Yazar Adı: Selim İleri
Yayınevi: Everest Yayınları
Basım Yeri ve Tarihi: İstanbul, 2024
Sayfa Sayısı: 216
Selim İleri, 30 Nisan 1949’da İstanbul’da doğmuş Türk yazar, romancı ve senaristtir. Edebiyat hayatına 1967’de yazdığı öykülerle adım atan İleri, özellikle bireyin iç dünyasını merkeze alan, melankolik ve derinlikli anlatımıyla tanınır.
Yazı spoiler içermektedir!
Okuduğunuz incelemeye konu olan kitabında Selim İleri, yıllar önce kaleme aldığı ve bireyin gelişmişliği ile içinde bulunduğu ortam arasındaki uyumsuzluğu ele alan “Ölünceye Kadar Seninim” romanının kadın karakteri Süha Rikkat’i mektuplarla, anlatılarla yeniden hayata döndürmeye çalışmaktadır. Bu durum birkaç açıdan değerlendirilebilir. Yazarın toplumun gelişmemişliğine yönelik umutsuzluğu dikkatleri çektiği gibi aynı zamanda kendi ölümlülüğü ile arasına mesafe koyma arzusu ile yüzleşme çatışması da göze çarpmaktadır. Yazar umutsuzdur, çünkü toplum hastadır. Yazar çaresizdir, çünkü ölümlüdür ve anlam arayışındadır.
Gerçeklikten kaçarak hayallere sığınmak… Bilinçli bir çabayla bir tür imkansızın peşine düşmek gibi tarif edebilirim Süha Rikkat’in yeniden canlanışını. Lacan’a göre gerçek, imkansızdır. Örneğin; babanın adı imkansızdır, kadın imkansızdır, devrim imkansızdır. Aynı zamanda bu psikanalist, gerçeğin dilin ve anlamın ulaşamadığı alana işaret etmekte olduğunu belirtir. İnsan arzusuyla, imkansıza ulaşmak ister. Ancak o imkansıza yönelip ulaşmaya yaklaştığında hayal kırıklığına uğramaya mahkumdur (Bkz. Umutsuzluk). Çünkü bulduğu gerçek kendi gölgesinden başka bir şey değildir. Jung’un gölge kavramını hatırlayınız, bir başkasında ötelediğimiz davranışlardır, gölgelerimiz. Yazar da hem toplumu hem de ölümlülüğünü öteler görünmektedir. Aslında kendi içerisinde ikisinden de yoğun parçalar taşıdığını bilerek.

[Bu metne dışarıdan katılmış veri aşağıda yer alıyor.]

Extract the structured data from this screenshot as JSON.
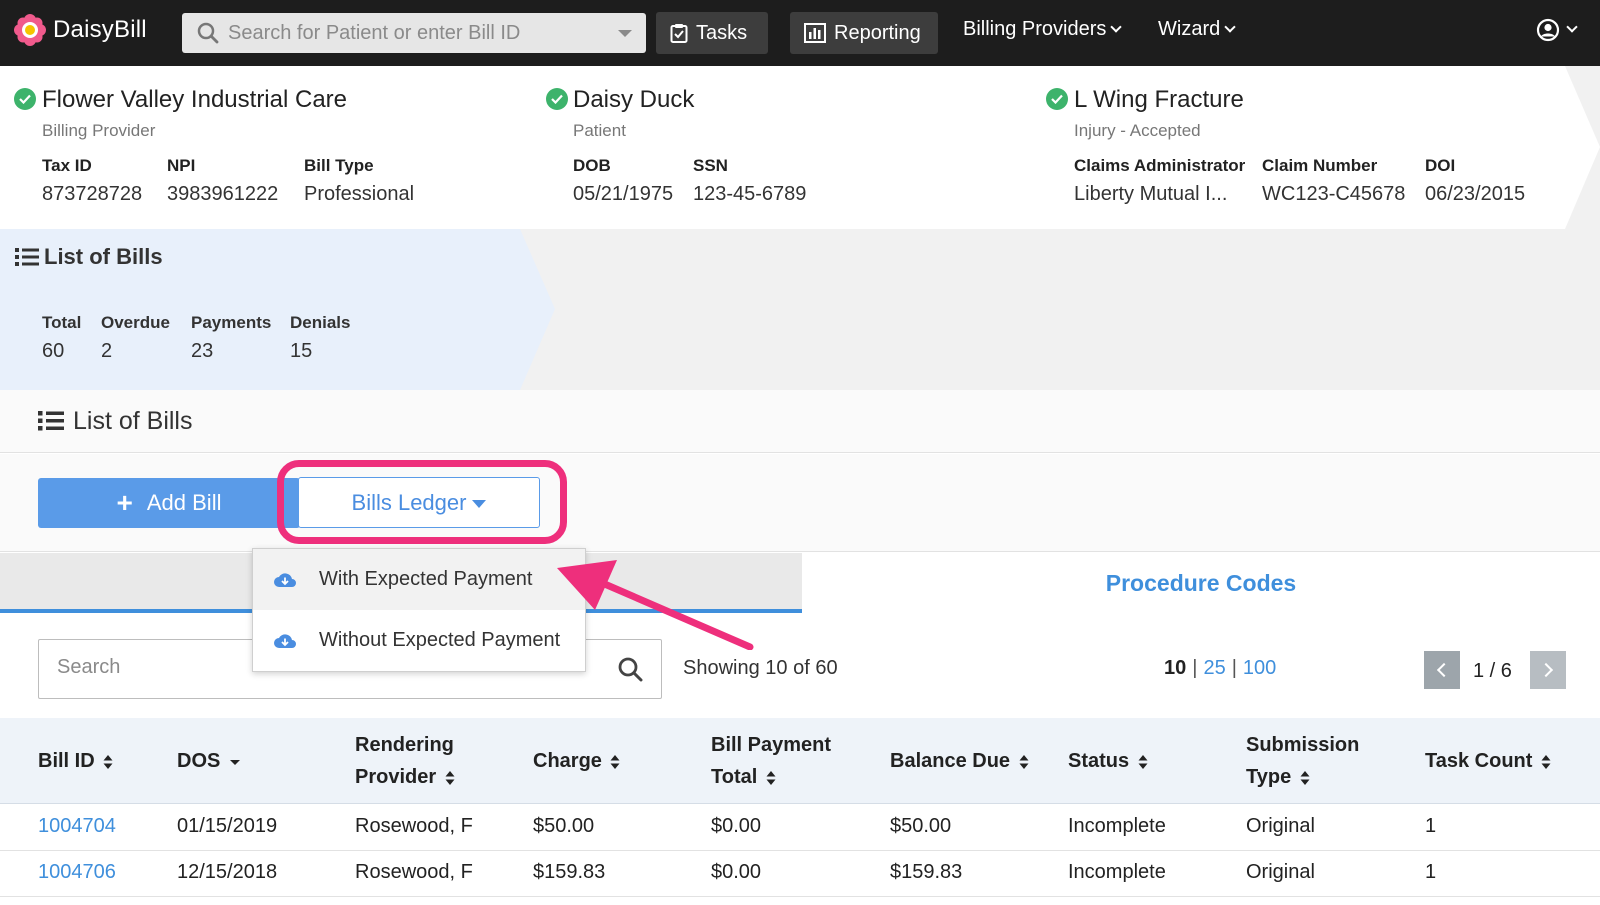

Yazar, ölümün bir son değil, aynı zamanda yeni bir yolculuk olduğu fikrini ima eder sıkça, yaşamın ve kötülüğün affedilmesinin bir imkânı olmadığını vurgular böylelikle. Yaşam imkansızdır, bu yönüyle depresif gerçekçi bir konumlanma almaktadır. Aslında bu sayede yeniden çerçevelersek bireysel çatışmalarını, sorgulamalarını ve ölümle hesaplaşmasını daha derin bir düzlemde anlamlandırmaktadır. Varoluşçu kuram perspektifinden bakıldığında, ölüm, insanı yaşamın anlamsızlığı ile yüzleşmeye zorlayan kaçınılmaz bir olgudur. Irvin D. Yalom’un “dalgalanma etkisi” kuramında olduğu gibi, bir bireyin yaşamına anlam katmasının yolu, ölümünden sonra bile toplumu etkileyebilecek bir eser bırakmasından geçer. Yazar, bu anlamı yaratma koşulunu yerine getirmiş olmasına rağmen, bir ölüyü yeniden yaşatmaya çalışarak kendisini bir tür ceza ile karşı karşıya bırakmaktadır: Yaşamaya devam etme cezası. İnsan doğasının zamana rağmen değişmeyen “hamlığı,” yazarın hayal kırıklığını besleyen unsurlardan biri olarak öne çıkmaktadır. Savaşlar, çıkar çatışmaları, soykırımlar ve maddi değerlere duyulan saplantı gibi insani çelişkiler yazarın gözünde “incelikten yoksun” bir yaşamın göstergeleridir.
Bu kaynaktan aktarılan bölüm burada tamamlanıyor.